Flipkart and Tencent became household names several years ago in two of the world’s fastest growing economies, India and China. But more recently, their staggering growth rates and innovation in the mobile sphere have forced the rest of the world to sit up and pay attention. Some say that their strength in the market is a direct offshoot of their robust parentage – which, similarly, has only become widespread knowledge since the two firms’ growth began gaining a global audience. The South Africa-based media and tech juggernaut, Naspers, is a major shareholder in Flipkart – India’s Amazon – and Tencent, which owns China’s gamified Whatsapp-Facebook hybrid, WeChat. Naspers, which is one of the largest companies listed on the Johannesburg Stock Exchange, recently began garnering plenty of attention of its own when the value of its stocks reached a record high earlier this month, taking its market capitalisation to R709.7 billion ($60.4 billion).
Naspers set out on what, in hindsight, looks a bit like an emerging market acquisition spree in 2001, starting with Tencent, now the world’s fifth largest internet company, and Naspers’ biggest success story to date. But South Africa’s longstanding media company didn’t hit the ground running in China.
The company began sussing out the future economic power in the early eighties, when a team of intrepid Naspers employees were first sent to China. They dabbled in a few ventures, among them a search portal and Internet Service Provider called Maibowang, on which they partnered with AOL.
“We created the second biggest ISP in Beijing in 1998 and we lost the battle there,” said the company’s visionary founder Koos Bekker who, after a year’s sabbatical, re-joined the board as non-executive chair earlier this month. “We eventually lost US$80-million and had to fire people and close it down because of mistakes we made. That was an expensive failure. We’ve failed quite a lot but if you’re going to fail, get into the market quickly, fail quickly and learn from it.” They’ve learned a thing or two since then, and while “failing quickly” is their philosophy of sorts, there’s been far more success than failure in recent years.
Flipkart, India’s largest e-commerce company – which Naspers acquired a 10% stake in back in August 2012 – has gone from strength to strength, with the firm’s mobile traffic increasing tenfold in fewer than 18 months. Flipkart has decided to ride that wave of optimism, and plans to shut down its website within a year and transition completely to a mobile app, the firm recently announced.
India’s smartphone users are rapidly growing in number, making it the third largest Internet market after China and the US. The Boston Consulting Group has projected that the South Asian nation will have more than 550 million Internet users by 2018, close to 80% of which will access the Internet via mobile devices. Naspers invested a further R2.67 billion (approximately $242.3 million) in August 2014, in a round which totalled $1 billion of investment, taking its stake to 16.6%.

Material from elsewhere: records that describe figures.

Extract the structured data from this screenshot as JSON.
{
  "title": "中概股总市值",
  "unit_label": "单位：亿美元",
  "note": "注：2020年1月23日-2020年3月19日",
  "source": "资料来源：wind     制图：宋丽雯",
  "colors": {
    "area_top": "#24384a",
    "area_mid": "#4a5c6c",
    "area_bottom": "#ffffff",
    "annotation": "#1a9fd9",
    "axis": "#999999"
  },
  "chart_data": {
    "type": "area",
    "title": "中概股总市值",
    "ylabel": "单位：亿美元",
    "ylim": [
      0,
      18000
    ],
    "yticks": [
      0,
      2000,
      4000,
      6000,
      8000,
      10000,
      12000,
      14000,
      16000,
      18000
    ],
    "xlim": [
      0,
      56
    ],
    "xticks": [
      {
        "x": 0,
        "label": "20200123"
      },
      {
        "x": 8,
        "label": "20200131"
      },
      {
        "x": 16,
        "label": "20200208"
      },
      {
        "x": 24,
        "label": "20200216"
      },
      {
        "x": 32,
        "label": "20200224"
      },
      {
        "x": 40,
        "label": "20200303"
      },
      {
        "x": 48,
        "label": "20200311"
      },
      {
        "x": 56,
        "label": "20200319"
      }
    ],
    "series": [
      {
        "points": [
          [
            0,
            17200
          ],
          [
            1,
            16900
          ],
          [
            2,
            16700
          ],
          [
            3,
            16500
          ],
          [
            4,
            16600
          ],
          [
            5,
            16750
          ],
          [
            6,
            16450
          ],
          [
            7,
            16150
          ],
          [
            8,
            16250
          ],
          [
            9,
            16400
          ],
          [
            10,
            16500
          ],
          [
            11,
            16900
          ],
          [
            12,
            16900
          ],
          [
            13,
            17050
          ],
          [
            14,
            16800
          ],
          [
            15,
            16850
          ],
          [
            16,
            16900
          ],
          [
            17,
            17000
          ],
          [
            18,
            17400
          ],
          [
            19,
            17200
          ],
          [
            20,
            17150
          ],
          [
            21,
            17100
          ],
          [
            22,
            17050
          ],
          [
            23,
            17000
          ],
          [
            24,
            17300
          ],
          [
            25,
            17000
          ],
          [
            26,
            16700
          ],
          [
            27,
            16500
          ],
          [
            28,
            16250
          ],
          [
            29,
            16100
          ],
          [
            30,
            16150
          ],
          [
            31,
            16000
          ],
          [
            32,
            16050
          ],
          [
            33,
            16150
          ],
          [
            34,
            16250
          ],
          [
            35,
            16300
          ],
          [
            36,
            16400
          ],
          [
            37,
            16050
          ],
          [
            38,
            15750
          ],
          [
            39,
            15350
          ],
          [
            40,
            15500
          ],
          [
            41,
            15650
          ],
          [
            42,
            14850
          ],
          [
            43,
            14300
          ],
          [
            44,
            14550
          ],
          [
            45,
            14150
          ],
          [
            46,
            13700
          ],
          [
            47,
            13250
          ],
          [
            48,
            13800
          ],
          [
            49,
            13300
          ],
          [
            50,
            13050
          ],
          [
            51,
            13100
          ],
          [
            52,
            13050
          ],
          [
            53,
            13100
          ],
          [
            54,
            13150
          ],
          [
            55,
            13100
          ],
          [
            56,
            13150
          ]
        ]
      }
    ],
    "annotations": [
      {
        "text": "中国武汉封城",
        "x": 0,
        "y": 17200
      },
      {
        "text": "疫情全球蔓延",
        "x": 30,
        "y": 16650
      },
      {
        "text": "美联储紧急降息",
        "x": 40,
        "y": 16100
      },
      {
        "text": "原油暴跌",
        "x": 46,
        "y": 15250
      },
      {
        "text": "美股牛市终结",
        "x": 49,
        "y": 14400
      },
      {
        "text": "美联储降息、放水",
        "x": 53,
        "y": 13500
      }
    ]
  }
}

More recently, Tencent had the world waiting with baited breath as it released its first quarter financial results last month, which put its value at more than R2 trillion ($165 billion). That takes Naspers’ 34% stake to R680 billion ($56 billion) – or a staggering 95 percent of its market capitalization.
While Tencent has e-commerce giant Alibaba to compete with (albeit indirectly, for the most part), Flipkart’s direct competitor, Snapdeal, is taking a more aggressive approach to dominating India’s $3 billion e-commerce industry. India’s popular online shopping store is aiming to make up to ten more investments this fiscal year. No doubt Naspers will be watching the two countries’ respective battles for dominance in the mobile arena, ready to make its next move.